Essentially, the budget constraint concept demonstrates the relationship between income and spending power. To demonstrate this relationship, economists normally use a basic example of a consumer who has a specific amount of money and a choice between two goods, such as good A and good B. The consumer can, however, choose to buy a combination of good A and good B according to his or her preferences and particular needs. Any combination is more or less achievable as long as it remains within the budget. In practice, consumers buy more than just two goods, however, the use of two goods in the example keeps things simple.
To illustrate, one could consider a consumer who has a budget of $1,000 USD per week to spend on good A and good B. Good A costs $5 USD and good B costs $20 USD. At the extremes, the consumer can choose to spend all of his or her money on good A, which means he or she could buy 200 units of good A per week. If he or she bought only good B, then 50 units would be acquired per week.
On a graph, good A and good B can be represented on the Y-axis and X-axis, respectively.
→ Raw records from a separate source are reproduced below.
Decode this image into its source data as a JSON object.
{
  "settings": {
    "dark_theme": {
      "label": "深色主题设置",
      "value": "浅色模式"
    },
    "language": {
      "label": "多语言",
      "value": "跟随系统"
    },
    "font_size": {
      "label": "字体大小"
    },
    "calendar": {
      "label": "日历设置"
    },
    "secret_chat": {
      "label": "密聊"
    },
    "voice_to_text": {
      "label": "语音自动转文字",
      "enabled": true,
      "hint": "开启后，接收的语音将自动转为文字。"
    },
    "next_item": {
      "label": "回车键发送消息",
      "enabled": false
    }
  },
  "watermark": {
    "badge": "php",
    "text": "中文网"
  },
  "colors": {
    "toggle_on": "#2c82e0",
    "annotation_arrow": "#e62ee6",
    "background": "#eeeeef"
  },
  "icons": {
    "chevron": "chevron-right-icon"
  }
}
The Y-axis is the vertical line and the X-axis is the horizontal line on the graph. Using the example above, a point can be marked on the Y-axis at 200, denoted as point A, and another point can be marked on the X-axis at 50, denoted as point B. Then what is called a budget constraint slope can be drawn diagonally from point to A to B, and it will visually show all possible combinations of good A and good B as limited by the $1,000 USD budget. The slope shows the maximum number of goods and services that can be purchased given a specific budget and specific prices.
On the graph, the budget constraint slope is calculated using the following formula: "rise over run." In other words, the "rise" which is the change in the value of Y, is divided by the change in value of X, also referred to as the "run." In the above example, the change in Y would be 200, and the change in the X would be 50, so the slope would be 200/50, which is equal to 4.
There is also what is called an intertemporal budget constraint, which is the spending limit possible over a long time, depending on the resources available during that period. That is, the intertemporal budget limit equals the entire income that a consumer earns or expects to earn in his or her lifetime, including any other assets he or she might have. This concept is also based on the fact that consumers make choices on how to spend their money, and one of its purposes is to help them make the most of their resources, whether it is in the present or the future.
Theoretically, an intertemporal budget constraint can help all kinds of consumers make choices of either spending money now or at a later date in the future. For example, with this theory, they might make some calculations and figure that they can postpone present consumption and invest their money instead. This approach may make them richer in the future, for instance, and thus increases their spending capacity, which means that they might eventually gain more by growing their money first before spending it.